Objective— To assess postoperative surgical site infection (SSI) rate and to identify associated predictive factors.

Study Design— Prospective clinical study.

Animals— Dogs and cats that had surgery (1010 interventions) during 58 weeks from April 1999 to June 2000.

Methods— Data sheets were completed by clinicians. Patients were controlled for clinical evidence of SSI at suture removal. Two definitions of SSI (“infection” and “infection/inflammation”) were developed specifically for this study and used for statistical analysis. Logistic regression models were built in order to identify significant predictive factors for SSI.

Results— Wounds with “infection/inflammation” occurred in 5.8% and “infected” wounds in 3% of patients. The outcome “infection” was associated with 3 major risk factors (duration of surgery, increasing number of persons in the operating room, dirty surgical site) and 1 protective factor (antimicrobial prophylaxis). The outcome “infection/inflammation” was associated with 6 significant factors (duration of anesthesia, duration of postoperative intensive care unit stay, wound drainage, increasing patient weight, dirty surgical site, and antimicrobial prophylaxis).

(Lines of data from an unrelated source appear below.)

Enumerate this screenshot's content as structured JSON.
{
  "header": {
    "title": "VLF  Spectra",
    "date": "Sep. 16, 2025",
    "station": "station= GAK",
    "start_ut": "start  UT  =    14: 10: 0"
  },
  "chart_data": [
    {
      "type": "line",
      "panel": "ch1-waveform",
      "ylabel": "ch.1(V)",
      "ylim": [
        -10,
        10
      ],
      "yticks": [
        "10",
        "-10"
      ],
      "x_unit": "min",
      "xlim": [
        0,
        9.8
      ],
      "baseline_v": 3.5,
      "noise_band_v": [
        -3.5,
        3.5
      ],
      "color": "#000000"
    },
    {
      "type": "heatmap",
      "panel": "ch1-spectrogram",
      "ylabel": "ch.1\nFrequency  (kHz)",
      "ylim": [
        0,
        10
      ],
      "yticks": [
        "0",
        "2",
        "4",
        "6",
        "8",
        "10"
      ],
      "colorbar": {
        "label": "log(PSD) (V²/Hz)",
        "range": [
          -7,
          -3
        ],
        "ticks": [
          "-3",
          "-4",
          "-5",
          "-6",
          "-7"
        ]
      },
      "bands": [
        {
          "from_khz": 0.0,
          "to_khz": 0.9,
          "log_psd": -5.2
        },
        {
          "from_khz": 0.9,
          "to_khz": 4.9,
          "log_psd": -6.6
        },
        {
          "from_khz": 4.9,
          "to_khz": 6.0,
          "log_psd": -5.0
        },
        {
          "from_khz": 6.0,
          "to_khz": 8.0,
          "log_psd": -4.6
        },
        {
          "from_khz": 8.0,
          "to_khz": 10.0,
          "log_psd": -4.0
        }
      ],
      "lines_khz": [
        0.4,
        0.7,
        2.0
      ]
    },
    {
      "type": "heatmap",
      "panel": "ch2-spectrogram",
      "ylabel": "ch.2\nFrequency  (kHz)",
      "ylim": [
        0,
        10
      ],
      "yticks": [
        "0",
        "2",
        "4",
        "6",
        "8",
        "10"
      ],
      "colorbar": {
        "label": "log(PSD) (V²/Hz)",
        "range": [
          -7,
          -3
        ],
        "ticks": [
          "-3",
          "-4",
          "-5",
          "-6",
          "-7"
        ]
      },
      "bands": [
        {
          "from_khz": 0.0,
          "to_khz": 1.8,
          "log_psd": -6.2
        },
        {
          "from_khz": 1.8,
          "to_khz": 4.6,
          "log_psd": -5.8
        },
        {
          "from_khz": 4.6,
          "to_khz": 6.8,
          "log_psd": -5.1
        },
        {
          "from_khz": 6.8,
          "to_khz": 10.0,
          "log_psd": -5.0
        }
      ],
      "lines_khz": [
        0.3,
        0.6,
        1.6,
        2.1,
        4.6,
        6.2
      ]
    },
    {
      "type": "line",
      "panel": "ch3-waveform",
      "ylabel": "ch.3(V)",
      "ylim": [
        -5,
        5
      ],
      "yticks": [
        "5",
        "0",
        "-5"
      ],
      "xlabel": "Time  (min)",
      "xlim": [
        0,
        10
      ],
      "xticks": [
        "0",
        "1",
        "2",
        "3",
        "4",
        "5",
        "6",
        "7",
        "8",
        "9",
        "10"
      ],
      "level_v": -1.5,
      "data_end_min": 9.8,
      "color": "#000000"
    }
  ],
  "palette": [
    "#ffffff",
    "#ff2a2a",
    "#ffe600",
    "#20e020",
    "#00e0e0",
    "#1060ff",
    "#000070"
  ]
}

Conclusions— SSI frequency in companion animals is comparable with the frequency observed in human surgical patients. Several significant predictive factors for SSI in small animals surgery were identified.

Clinical Relevance— Baseline information for SSI surveillance in our hospital and for comparison with other studies was defined. The factors identified may help to predict infections in surgical patients and to take adequate preventive measures for patients at risk.